21 août 2025 à 12:51
> Toutes les violences sexuelles sont adossées à des formes culturelles. Deux sont bien identifiées : la culture du viol et la culture de l’inceste. Le troisième corpus que je propose, cette culture du féminicide, est la pièce manquante qui vient verrouiller le système des violences sexuelles.

> Il m’a semblé nécessaire d’inventer cette notion pour penser des choses qu’on ne voyait pas, ou plus. Ainsi, la culture du féminicide désigne l’ensemble des représentations, des idéologies et des stéréotypes qui racontent et justifient les meurtres de femmes. C’est-à-dire leurs motifs, au double sens du terme : pourquoi on tue les femmes, et comment.

> La culture du féminicide se décline à travers de nombreuses formes, savantes ou populaires. Celles-ci vont de la poésie à la série télé, en passant par la peinture, l’opéra, le music-hall, la chanson et le polar.
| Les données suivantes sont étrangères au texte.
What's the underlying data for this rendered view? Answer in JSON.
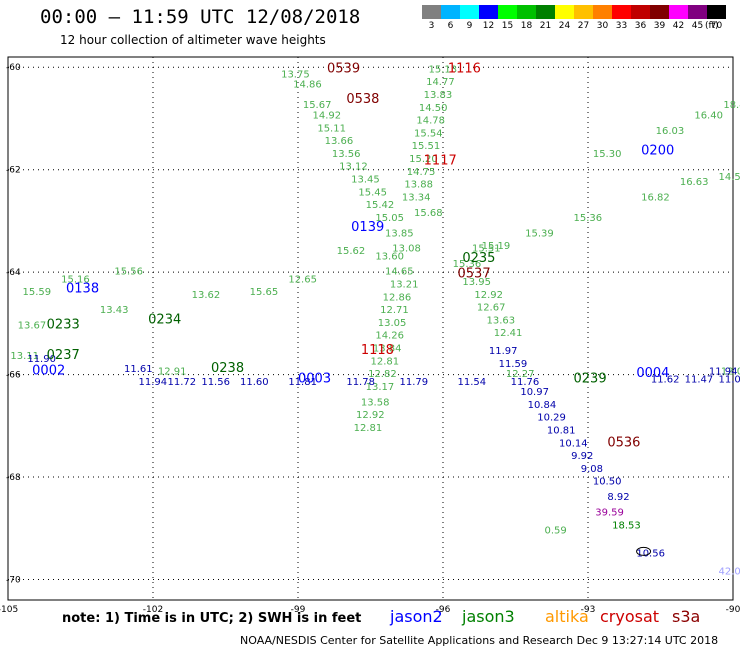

Mais il est crucial de distinguer le féminicide symbolique de sa représentation réaliste.

> La scène de la douche dans [le film] Psychose est réaliste. A côté de cela se trouve un autre continent, celui des féminicides symboliques, composé des métaphores et allégories qui signifient le meurtre d’une femme. Un exemple entre cent : le tour de magie de la «femme sciée en deux», qui fait florès à partir du XIXe siècle.

[...]

> Cependant, on n’observe pas cette fascination sexo-reproductive pour le corps des hommes. Et puis, il y a d’autres scénarios qui relèvent de la culture du féminicide, comme l’érotisation de la défunte, du corps inanimé, qui n’existe pas davantage vis-à-vis du masculin.

> Le fantasme nécrophile, qu’on retrouve chez Edgar Allan Poe, débouche sur l’affaire Pelicot. Les viols de Mazan relèvent de la culture du féminicide, et cela, à mon avis, n’a pas été suffisamment noté.